A/N: I have all these little "Moments" written up that I really like and want to share. I may incorporate one or all of them into a story someday, but until then, I really liked them and wanted to share.
I'm starting a CI episode guide of sorts (just the good bits) at http://cithegoodbits. It's just getting started. Please check it out.
"Hmm hmmmm hum hum la de te da do doo doo dooooooo." Bobby Goren squinted at the pages of notebook paper on the couch in front of him, focusing hard, and effectively tuning out his five-year-old daughter's soft singing of a tune that had no real rhythm and only intelligible to her. The constant noise didn't distract him at all – he had long ago learned what kind of work he could bring home and successfully focus on and the kind he should complete in the confines of the precinct -- so the constant interruptions didn't bother him. It was when she wasn't making noise that he should worry.
On the floor between his feet, spread out, was his daughter, today decked out in a blue and purple striped rugby shirt, a pink tutu, green leggings, and red high-top sneakers, her loose curls pulled up in pigtails. Dressing herself was her new thing, usually hitting somewhere between the mark of dirt-covered, frog-catching tomboy and regal princess. Sitting up on her legs, she was hunched over the coffee table "doing her paperwork" as she liked to call it. When her parents brought home work with them, in order to not be left out, Emma would carry her own makeshift briefcase containing her "important stuff" (i.e. her crayons, coloring books, and the markers that changed colors, a gift from Uncle Mike) to the couch or table and join her parents in their "work."
As her parents would complete their reports and research notes to take into work the next day, Emma would finish her "paperwork" – pictures she drew and colored and sent off to work with her parents for various members of Major Case. Wheeler had pictures of a ginger cat and other animals tact up to the side of her desk with her name on it, Logan received hearts of every shape and color, and the more surreal stuff was designated for Barek – trippy swirls and geometric designs covered her desk, the deep stuff only she and Emma could decipher.

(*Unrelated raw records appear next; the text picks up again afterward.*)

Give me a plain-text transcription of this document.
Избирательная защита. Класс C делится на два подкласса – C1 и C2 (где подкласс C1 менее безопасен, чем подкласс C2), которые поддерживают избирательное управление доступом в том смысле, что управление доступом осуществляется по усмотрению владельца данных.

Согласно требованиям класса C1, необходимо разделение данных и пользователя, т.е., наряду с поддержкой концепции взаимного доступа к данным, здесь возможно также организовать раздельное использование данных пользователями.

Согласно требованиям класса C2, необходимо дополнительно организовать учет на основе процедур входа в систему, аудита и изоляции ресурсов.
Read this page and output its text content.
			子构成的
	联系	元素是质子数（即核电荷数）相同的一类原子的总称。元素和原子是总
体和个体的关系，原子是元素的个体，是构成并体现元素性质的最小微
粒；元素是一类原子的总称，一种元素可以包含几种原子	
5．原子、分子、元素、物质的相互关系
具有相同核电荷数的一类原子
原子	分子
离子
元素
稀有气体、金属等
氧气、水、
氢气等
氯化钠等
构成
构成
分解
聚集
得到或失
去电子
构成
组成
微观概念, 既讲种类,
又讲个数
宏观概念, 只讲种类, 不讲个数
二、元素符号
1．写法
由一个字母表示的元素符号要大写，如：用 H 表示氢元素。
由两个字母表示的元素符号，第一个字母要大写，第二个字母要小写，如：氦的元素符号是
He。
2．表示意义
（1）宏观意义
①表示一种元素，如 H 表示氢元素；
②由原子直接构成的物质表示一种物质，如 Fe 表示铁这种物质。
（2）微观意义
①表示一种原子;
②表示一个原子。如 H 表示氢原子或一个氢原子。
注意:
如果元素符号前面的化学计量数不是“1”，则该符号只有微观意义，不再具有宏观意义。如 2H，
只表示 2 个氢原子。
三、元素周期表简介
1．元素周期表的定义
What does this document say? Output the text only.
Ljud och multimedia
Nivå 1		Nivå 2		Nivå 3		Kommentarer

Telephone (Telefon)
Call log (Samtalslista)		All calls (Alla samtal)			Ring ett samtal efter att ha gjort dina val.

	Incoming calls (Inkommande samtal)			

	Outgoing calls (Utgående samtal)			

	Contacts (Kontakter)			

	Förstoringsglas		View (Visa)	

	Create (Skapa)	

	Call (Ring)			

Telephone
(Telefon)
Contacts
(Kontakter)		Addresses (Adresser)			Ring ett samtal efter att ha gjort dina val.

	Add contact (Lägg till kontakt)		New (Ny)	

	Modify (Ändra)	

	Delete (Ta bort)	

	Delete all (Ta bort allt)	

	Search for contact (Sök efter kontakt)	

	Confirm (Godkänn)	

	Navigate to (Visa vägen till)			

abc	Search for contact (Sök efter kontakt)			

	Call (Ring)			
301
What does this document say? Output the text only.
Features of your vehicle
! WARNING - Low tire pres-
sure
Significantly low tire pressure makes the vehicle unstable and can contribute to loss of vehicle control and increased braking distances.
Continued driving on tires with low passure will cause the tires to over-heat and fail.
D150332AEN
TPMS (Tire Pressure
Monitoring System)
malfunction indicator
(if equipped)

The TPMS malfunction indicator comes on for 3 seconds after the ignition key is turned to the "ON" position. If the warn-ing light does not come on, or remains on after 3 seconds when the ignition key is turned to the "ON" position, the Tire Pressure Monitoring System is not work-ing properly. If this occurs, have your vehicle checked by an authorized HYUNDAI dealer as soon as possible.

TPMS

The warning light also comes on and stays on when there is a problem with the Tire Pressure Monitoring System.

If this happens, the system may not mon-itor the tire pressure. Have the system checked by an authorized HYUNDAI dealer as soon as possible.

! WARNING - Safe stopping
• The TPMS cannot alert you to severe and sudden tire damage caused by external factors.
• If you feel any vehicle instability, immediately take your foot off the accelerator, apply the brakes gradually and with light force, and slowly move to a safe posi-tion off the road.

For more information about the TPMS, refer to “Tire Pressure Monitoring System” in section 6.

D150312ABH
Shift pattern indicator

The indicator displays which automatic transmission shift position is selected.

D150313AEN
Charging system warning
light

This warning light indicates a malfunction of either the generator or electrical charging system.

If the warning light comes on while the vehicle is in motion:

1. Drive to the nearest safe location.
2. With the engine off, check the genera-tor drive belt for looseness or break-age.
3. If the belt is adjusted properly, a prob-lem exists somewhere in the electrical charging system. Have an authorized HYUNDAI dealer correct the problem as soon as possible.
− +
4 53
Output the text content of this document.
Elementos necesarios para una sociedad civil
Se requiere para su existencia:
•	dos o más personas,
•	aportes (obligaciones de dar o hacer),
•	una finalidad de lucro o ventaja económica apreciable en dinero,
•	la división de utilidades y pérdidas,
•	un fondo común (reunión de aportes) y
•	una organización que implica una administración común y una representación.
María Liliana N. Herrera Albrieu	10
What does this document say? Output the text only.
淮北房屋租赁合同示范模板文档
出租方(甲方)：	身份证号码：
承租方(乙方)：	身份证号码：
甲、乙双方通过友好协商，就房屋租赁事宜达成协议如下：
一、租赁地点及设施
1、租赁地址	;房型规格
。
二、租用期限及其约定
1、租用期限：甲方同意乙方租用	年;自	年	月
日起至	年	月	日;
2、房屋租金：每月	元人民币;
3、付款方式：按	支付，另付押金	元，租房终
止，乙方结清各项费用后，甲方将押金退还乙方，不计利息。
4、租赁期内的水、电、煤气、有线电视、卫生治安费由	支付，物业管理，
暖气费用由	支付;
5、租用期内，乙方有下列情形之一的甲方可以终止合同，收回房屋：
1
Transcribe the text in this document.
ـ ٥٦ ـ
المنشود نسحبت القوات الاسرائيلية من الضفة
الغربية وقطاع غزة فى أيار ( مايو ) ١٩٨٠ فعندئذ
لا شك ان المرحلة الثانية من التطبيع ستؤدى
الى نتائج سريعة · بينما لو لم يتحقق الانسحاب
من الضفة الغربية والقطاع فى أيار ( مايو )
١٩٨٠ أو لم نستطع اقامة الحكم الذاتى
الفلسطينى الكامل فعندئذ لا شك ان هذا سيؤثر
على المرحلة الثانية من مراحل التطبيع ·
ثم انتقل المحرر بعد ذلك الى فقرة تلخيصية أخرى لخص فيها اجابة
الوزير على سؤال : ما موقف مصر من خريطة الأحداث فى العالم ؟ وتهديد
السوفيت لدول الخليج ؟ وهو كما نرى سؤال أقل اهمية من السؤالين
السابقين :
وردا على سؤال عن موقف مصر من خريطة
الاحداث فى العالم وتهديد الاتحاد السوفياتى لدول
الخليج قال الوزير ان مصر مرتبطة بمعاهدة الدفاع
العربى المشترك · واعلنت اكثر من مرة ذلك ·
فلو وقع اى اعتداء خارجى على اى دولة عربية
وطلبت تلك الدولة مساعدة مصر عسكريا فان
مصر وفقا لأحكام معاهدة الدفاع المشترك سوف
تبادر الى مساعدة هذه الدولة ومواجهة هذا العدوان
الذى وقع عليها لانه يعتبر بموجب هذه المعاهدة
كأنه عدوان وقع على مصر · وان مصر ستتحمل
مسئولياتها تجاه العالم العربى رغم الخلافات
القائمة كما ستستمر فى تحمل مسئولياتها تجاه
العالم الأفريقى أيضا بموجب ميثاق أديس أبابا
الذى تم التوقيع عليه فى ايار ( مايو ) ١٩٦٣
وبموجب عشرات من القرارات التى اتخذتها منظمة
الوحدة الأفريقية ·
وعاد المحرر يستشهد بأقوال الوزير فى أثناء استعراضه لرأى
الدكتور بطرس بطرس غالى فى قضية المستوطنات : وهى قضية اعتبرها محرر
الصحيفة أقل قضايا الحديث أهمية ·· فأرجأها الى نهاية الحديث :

Even behind Ross' head were sketches of clouds and rainbows with Emma's signature below it.
"What is this, Daddy?" she inquired, gesturing dangerously with an orange marker at the envelope in front of him and the notepad he was scribbling on.
"This is a letter from Mr. Stevens," he stated clearly. "I'm writing him back."
"Mr. Stevens," Emma drawled, letting the name roll off her tongue and finding it satisfactory. "I like Mr. Stevens," she announced confidently, despite having never met him or heard the name before. "Can I draw him a picture?"
Bobby smiled, "I think Mr. Stevens would like that very much."
"I think I'll make him a picture of Mr. BoBo," she decided, propping her stuffed giraffe on the coffee table, tilting her head to take him in at all angles as she outlined him on a fresh piece of paper.
Despite what the others may say about linking Emma's eccentric actions to his, it was moments like this when Bobby saw himself most in his daughter. Her sense of people was akin to his own, as was how she both studied them and followed her instincts. Maybe that's why he worried less about her when it came to the "don't talk to strangers" rule – she naturally gravitated to the same individuals he did.
Maybe that's why her mother worried more than most.